Узнав о ночном манёвре поляков, Пожарский и Минин решили переправить часть ополчения на правый берег реки, в Замоскворечье.

В этот день войско Ходкевича, бросив своё укрепление, двинулось с Поклонной горы вглубь Замоскворечья, к Донскому монастырю, в обход, чтобы охватить Кремль и Китай-город с южной и юго-восточной сторон, совершенно незащищённых русскими.

Пожарский быстро перекинул на правобережье два полка отборных воинов, расположившись в районе Пятницкой улицы.

Трубецкой и в этот раз не помог нижегородцам. Он как бы нарочно, чтобы не мешать польским войскам, отвёл казацкие полки в сторону, к Лужникам.

Серпуховские ворота оказались незащищёнными. Через них свободно прошли эскадроны Ходкевича.

Пожарский видел, что ему придётся сражаться в неравном бою, однако решил во что бы то ни стало воспрепятствовать подходу поляков к Кремлю и Китай-городу.

Ходкевич, узнав о смелой переправе нижегородцев на правый берег, хозяином которого считал себя, пришёл в ярость.

Он снялся с Поклонной горы и двинул войска к Донскому монастырю.

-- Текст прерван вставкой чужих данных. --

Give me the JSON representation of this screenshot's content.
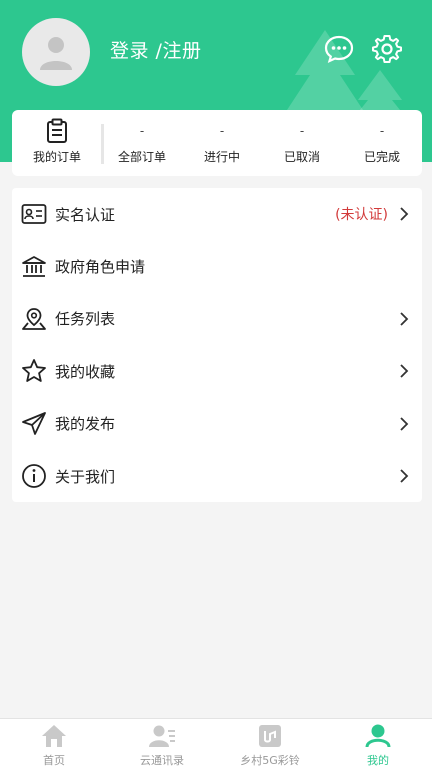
{
  "header": {
    "login_text": "登录 /注册",
    "message_icon": "message-icon",
    "settings_icon": "gear-icon",
    "avatar_icon": "user-avatar-icon"
  },
  "orders": {
    "main_label": "我的订单",
    "main_icon": "clipboard-icon",
    "stats": [
      {
        "count": "-",
        "label": "全部订单"
      },
      {
        "count": "-",
        "label": "进行中"
      },
      {
        "count": "-",
        "label": "已取消"
      },
      {
        "count": "-",
        "label": "已完成"
      }
    ]
  },
  "menu": {
    "items": [
      {
        "label": "实名认证",
        "status": "(未认证)",
        "icon": "id-card-icon",
        "arrow": true
      },
      {
        "label": "政府角色申请",
        "status": "",
        "icon": "government-building-icon",
        "arrow": false
      },
      {
        "label": "任务列表",
        "status": "",
        "icon": "location-pin-icon",
        "arrow": true
      },
      {
        "label": "我的收藏",
        "status": "",
        "icon": "star-icon",
        "arrow": true
      },
      {
        "label": "我的发布",
        "status": "",
        "icon": "paper-plane-icon",
        "arrow": true
      },
      {
        "label": "关于我们",
        "status": "",
        "icon": "info-icon",
        "arrow": true
      }
    ]
  },
  "tabbar": {
    "tabs": [
      {
        "label": "首页",
        "icon": "home-icon",
        "active": false
      },
      {
        "label": "云通讯录",
        "icon": "contacts-icon",
        "active": false
      },
      {
        "label": "乡村5G彩铃",
        "icon": "ringtone-icon",
        "active": false
      },
      {
        "label": "我的",
        "icon": "profile-icon",
        "active": true
      }
    ]
  },
  "colors": {
    "accent": "#2dc78f",
    "status_red": "#d23a3a",
    "inactive_tab": "#999999"
  }
}
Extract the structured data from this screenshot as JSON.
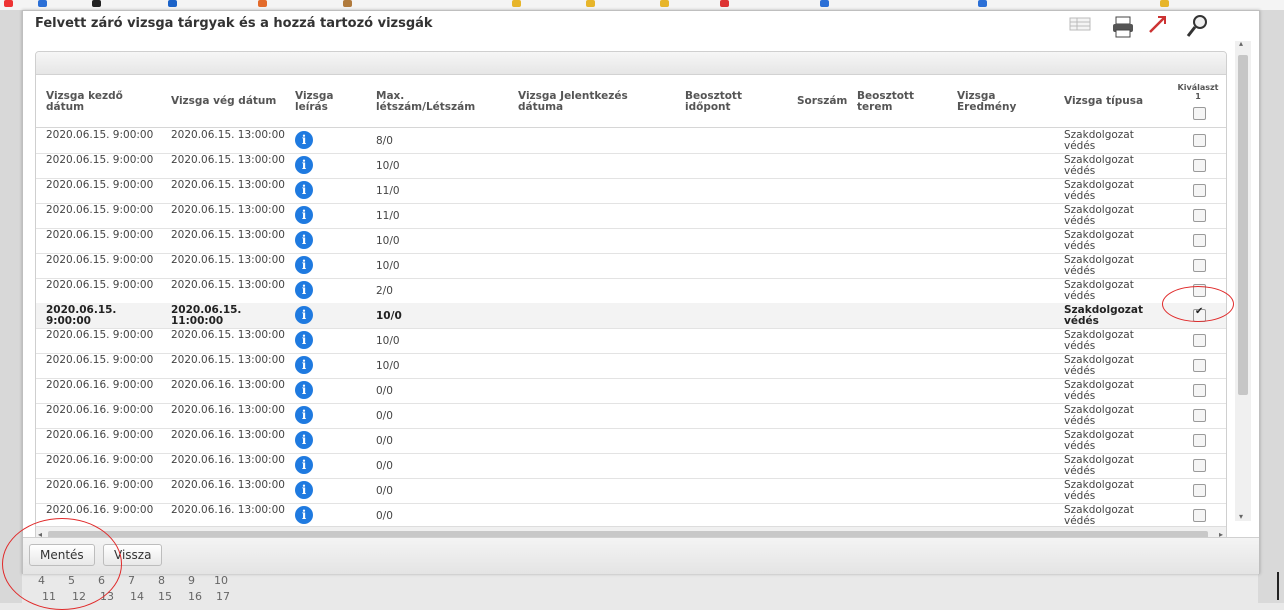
{
  "dialog": {
    "title": "Felvett záró vizsga tárgyak és a hozzá tartozó vizsgák"
  },
  "grid": {
    "columns": {
      "start": [
        "Vizsga kezdő",
        "dátum"
      ],
      "end": [
        "Vizsga vég dátum"
      ],
      "desc": [
        "Vizsga",
        "leírás"
      ],
      "max": [
        "Max.",
        "létszám/Létszám"
      ],
      "apply": [
        "Vizsga Jelentkezés",
        "dátuma"
      ],
      "slot": [
        "Beosztott",
        "időpont"
      ],
      "order": [
        "Sorszám"
      ],
      "room": [
        "Beosztott",
        "terem"
      ],
      "result": [
        "Vizsga",
        "Eredmény"
      ],
      "type": [
        "Vizsga típusa"
      ],
      "select": [
        "Kiválaszt",
        "1"
      ]
    },
    "rows": [
      {
        "start": "2020.06.15. 9:00:00",
        "end": "2020.06.15. 13:00:00",
        "max": "8/0",
        "type": "Szakdolgozat védés",
        "checked": false,
        "selected": false
      },
      {
        "start": "2020.06.15. 9:00:00",
        "end": "2020.06.15. 13:00:00",
        "max": "10/0",
        "type": "Szakdolgozat védés",
        "checked": false,
        "selected": false
      },
      {
        "start": "2020.06.15. 9:00:00",
        "end": "2020.06.15. 13:00:00",
        "max": "11/0",
        "type": "Szakdolgozat védés",
        "checked": false,
        "selected": false
      },
      {
        "start": "2020.06.15. 9:00:00",
        "end": "2020.06.15. 13:00:00",
        "max": "11/0",
        "type": "Szakdolgozat védés",
        "checked": false,
        "selected": false
      },
      {
        "start": "2020.06.15. 9:00:00",
        "end": "2020.06.15. 13:00:00",
        "max": "10/0",
        "type": "Szakdolgozat védés",
        "checked": false,
        "selected": false
      },
      {
        "start": "2020.06.15. 9:00:00",
        "end": "2020.06.15. 13:00:00",
        "max": "10/0",
        "type": "Szakdolgozat védés",
        "checked": false,
        "selected": false
      },
      {
        "start": "2020.06.15. 9:00:00",
        "end": "2020.06.15. 13:00:00",
        "max": "2/0",
        "type": "Szakdolgozat védés",
        "checked": false,
        "selected": false
      },
      {
        "start": "2020.06.15. 9:00:00",
        "end": "2020.06.15. 11:00:00",
        "max": "10/0",
        "type": "Szakdolgozat védés",
        "checked": true,
        "selected": true
      },
      {
        "start": "2020.06.15. 9:00:00",
        "end": "2020.06.15. 13:00:00",
        "max": "10/0",
        "type": "Szakdolgozat védés",
        "checked": false,
        "selected": false
      },
      {
        "start": "2020.06.15. 9:00:00",
        "end": "2020.06.15. 13:00:00",
        "max": "10/0",
        "type": "Szakdolgozat védés",
        "checked": false,
        "selected": false
      },
      {
        "start": "2020.06.16. 9:00:00",
        "end": "2020.06.16. 13:00:00",
        "max": "0/0",
        "type": "Szakdolgozat védés",
        "checked": false,
        "selected": false
      },
      {
        "start": "2020.06.16. 9:00:00",
        "end": "2020.06.16. 13:00:00",
        "max": "0/0",
        "type": "Szakdolgozat védés",
        "checked": false,
        "selected": false
      },
      {
        "start": "2020.06.16. 9:00:00",
        "end": "2020.06.16. 13:00:00",
        "max": "0/0",
        "type": "Szakdolgozat védés",
        "checked": false,
        "selected": false
      },
      {
        "start": "2020.06.16. 9:00:00",
        "end": "2020.06.16. 13:00:00",
        "max": "0/0",
        "type": "Szakdolgozat védés",
        "checked": false,
        "selected": false
      },
      {
        "start": "2020.06.16. 9:00:00",
        "end": "2020.06.16. 13:00:00",
        "max": "0/0",
        "type": "Szakdolgozat védés",
        "checked": false,
        "selected": false
      },
      {
        "start": "2020.06.16. 9:00:00",
        "end": "2020.06.16. 13:00:00",
        "max": "0/0",
        "type": "Szakdolgozat védés",
        "checked": false,
        "selected": false
      }
    ],
    "info_icon": "info-icon"
  },
  "footer": {
    "save_label": "Mentés",
    "back_label": "Vissza"
  },
  "background": {
    "pager_top": [
      "4",
      "5",
      "6",
      "7",
      "8",
      "9",
      "10"
    ],
    "pager_bottom": [
      "11",
      "12",
      "13",
      "14",
      "15",
      "16",
      "17"
    ]
  },
  "colors": {
    "info": "#1f7ae0",
    "annotation": "#e02a2a"
  }
}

24 августа на рассвете вихрем налетели польские гусары на ополченцев.

Ополченцы приняли удар, нагромоздив на пути эскадронов брёвна, лодки, камни. Нижегородцы сжались в плотный треугольник копий, самопалов, сабель, о который с треском и звоном разбилась польская конница.

В тылу у нижегородцев была река, впереди – озверелая вражеская орда. Оставалось либо победить, либо всем погибнуть.

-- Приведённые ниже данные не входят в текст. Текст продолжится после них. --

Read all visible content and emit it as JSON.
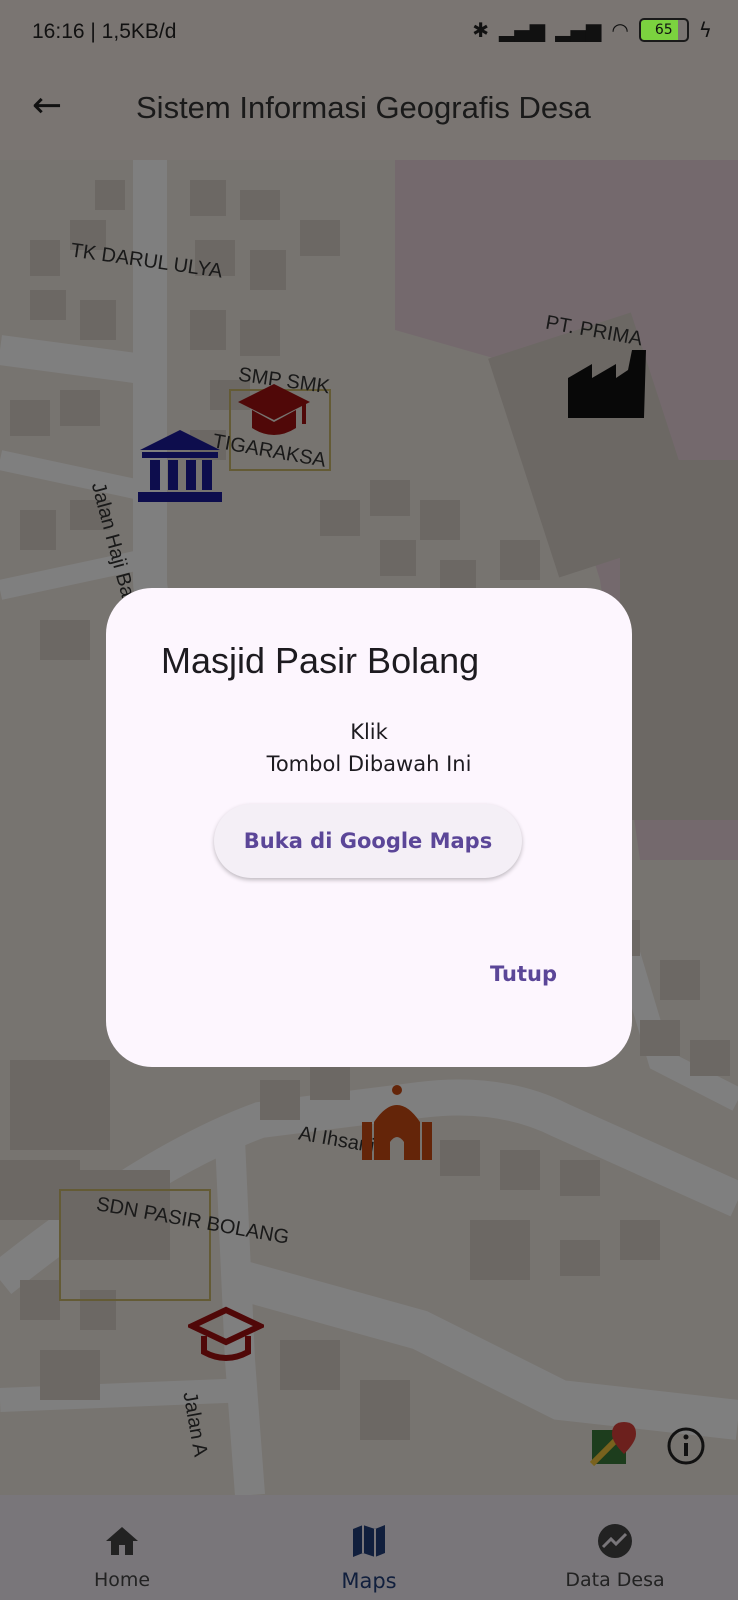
{
  "status_bar": {
    "time": "16:16 | 1,5KB/d",
    "battery": "65"
  },
  "app_bar": {
    "title": "Sistem Informasi Geografis Desa"
  },
  "map": {
    "labels": {
      "tk": "TK DARUL ULYA",
      "smp": "SMP SMK",
      "tigaraksa": "TIGARAKSA",
      "pt": "PT. PRIMA",
      "jalan_haji": "Jalan Haji Basar",
      "masjid_al": "Al Ihsania",
      "sdn": "SDN PASIR BOLANG",
      "jalan_bottom": "Jalan A"
    }
  },
  "dialog": {
    "title": "Masjid Pasir Bolang",
    "line1": "Klik",
    "line2": "Tombol Dibawah Ini",
    "open_button": "Buka di Google Maps",
    "close_button": "Tutup"
  },
  "bottom_nav": {
    "items": [
      {
        "label": "Home",
        "icon": "home-icon"
      },
      {
        "label": "Maps",
        "icon": "map-icon"
      },
      {
        "label": "Data Desa",
        "icon": "chart-icon"
      }
    ],
    "active": "Maps"
  },
  "colors": {
    "primary": "#5b4698",
    "nav_active": "#233f7a",
    "school_marker": "#a01010",
    "office_marker": "#1a1a9a",
    "mosque_marker": "#c94a12"
  }
}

С той и другой стороны становилось всё меньше и меньше бойцов. Но тут вдали поднялись облака пыли. То шла польская пехота, высланная гетманом в помощь коннице.

Гусары, ободрившись, с новой силой накинулись на ополченцев, но тут дали о себе знать и ополченские пушкари. Из двух имевшихся у них на этом берегу пушек они принялись стрелять по пехоте, испугав и остановив её.

Трубецкой, вместо того чтобы ударить в тыл польской пехоте и тем решить победу, отвёл свои войска ещё дальше от места сражения. Он освободил хорошо укреплённый Клементьевский острог. Его немедленно заняли поляки. Вышло так, что он добровольно предоставил гетману выгодное для ведения боя место.

Ходкевичу ясно было видно из острога, как нижегородские пушкари бьют его пехоту. На помощь по приказу гетмана помчались стоявшие в запасе немецкие ландскнехты и венгерцы.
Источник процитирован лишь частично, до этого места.